Tra il ministro dell’Economia e il premier sono state continue le discussioni sulle banche in difficolta’, mentre in altre rare occasioni sono state discusse in gruppi piu’ ampi di governo, ha detto lo stesso ministro Padoan in commissione di inchiesta sulle banche a chi gli chiedeva se avesse avuto notizia di un interessamento di suoi colleghi ministri su banca Etruria. Padoan ha detto che sulle riduzione dei crediti deteriorati delle banche, la strategia sta dando i frutti sperati. E circa i 4 istituti finiti poi in risoluzione, ha sottolineato che la stima del rimborso agli obbligazionisti e’ di circa 190 mln, piu’ di meta’ del valore (340 mln) dei bond emessi.
“Non ho autorizzato altri ministri” ad occuparsi di crisi bancarie, “anche perché nessuno mi ha chiesto l’autorizzazione. La gestione delle questioni bancarie è ovviamente in capo al ministro dell’Economia, che d’abitudine ne parla, molto spesso in situazioni difficili, con il presidente del Consiglio”. Lo ha detto Pier Carlo Padoan, ministro dell’Economia, nel corso di un’audizione davanti alla commissione di Inchiesta sulle banche.
Nessun contatto specifico con l’ad Ghizzoni per una possibile integrazione tra Unicredit e Banca Etruria. Così il ministro dell’Economia Pier Carlo Padoan. “In questi anni – ha ricordato il ministro – la gestione delle crisi è stata resa più difficile dal fatto che gli strumenti tradizionali non erano più disponibili. Una strategia è stata quella di risolvere i problemi di banche in difficoltà anche attraverso l’intervento di istituti che non lo erano ed erano molto più efficienti. Nel caso delle Venete per esempio c’è stato l’intervento di Intesa SanPaolo. In un contesto del genere – ha confermato – il ministro dell’Economia ha continue opportunità di interazione con manager bancari”, ma non c’è stato alcun contatto diretto con Ghizzoni su Banca Etruria.

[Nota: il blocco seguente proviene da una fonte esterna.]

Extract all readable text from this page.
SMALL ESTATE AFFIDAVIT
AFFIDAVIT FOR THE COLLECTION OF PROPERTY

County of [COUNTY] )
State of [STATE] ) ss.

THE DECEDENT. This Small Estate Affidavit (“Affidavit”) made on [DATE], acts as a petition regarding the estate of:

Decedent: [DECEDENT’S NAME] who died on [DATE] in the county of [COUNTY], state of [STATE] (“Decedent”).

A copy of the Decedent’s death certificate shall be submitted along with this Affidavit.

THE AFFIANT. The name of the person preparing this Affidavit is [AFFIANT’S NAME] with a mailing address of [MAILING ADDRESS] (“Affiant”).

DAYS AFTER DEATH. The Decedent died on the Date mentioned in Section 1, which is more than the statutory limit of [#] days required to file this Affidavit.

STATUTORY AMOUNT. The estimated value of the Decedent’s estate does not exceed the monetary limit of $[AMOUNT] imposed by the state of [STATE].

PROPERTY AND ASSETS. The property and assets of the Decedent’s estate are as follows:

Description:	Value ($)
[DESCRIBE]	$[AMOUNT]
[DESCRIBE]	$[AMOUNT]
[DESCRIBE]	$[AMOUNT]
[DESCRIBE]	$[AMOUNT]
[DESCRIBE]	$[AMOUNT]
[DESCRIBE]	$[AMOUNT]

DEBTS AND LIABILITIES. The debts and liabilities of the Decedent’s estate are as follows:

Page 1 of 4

“Ci sono casi sotto gli occhi di tutti, compresi quelli delle due banche venete, in cui sono ravvisati fenomeni che non sono spiegabili semplicemente con la gravità della crisi o il cambiamento di regime normativo”. Così il ministro Padoan rispondendo a una domanda sui casi in cui l’attività della vigilanza non è stata sufficiente.
Oggi, ha detto Padoan, la situazione del sistema bancario, rispetto al 2012-2013, “è senza dubbio molto migliore, se non altro per un fattore: fino a meno di un anno fa il sistema bancario italiano veniva percepito a livello internazionale come uno dei principali fattori di crisi a livello globale. Oramai la valutazione è totalmente cambiata. Recentemente il Wall Street Journal ha titolato: ‘Togliete le banche italiane dalla lista dei problemi’. La situazione è completamente cambiata, la fiducia sta tornando, anche perché non solo sono state gestite situazioni di crisi, ma perché si è rimesso in moto un mercato, non ultimo quello delle sofferenze, che sta migliorando in generale la situazione del credito e quindi dell’economia”.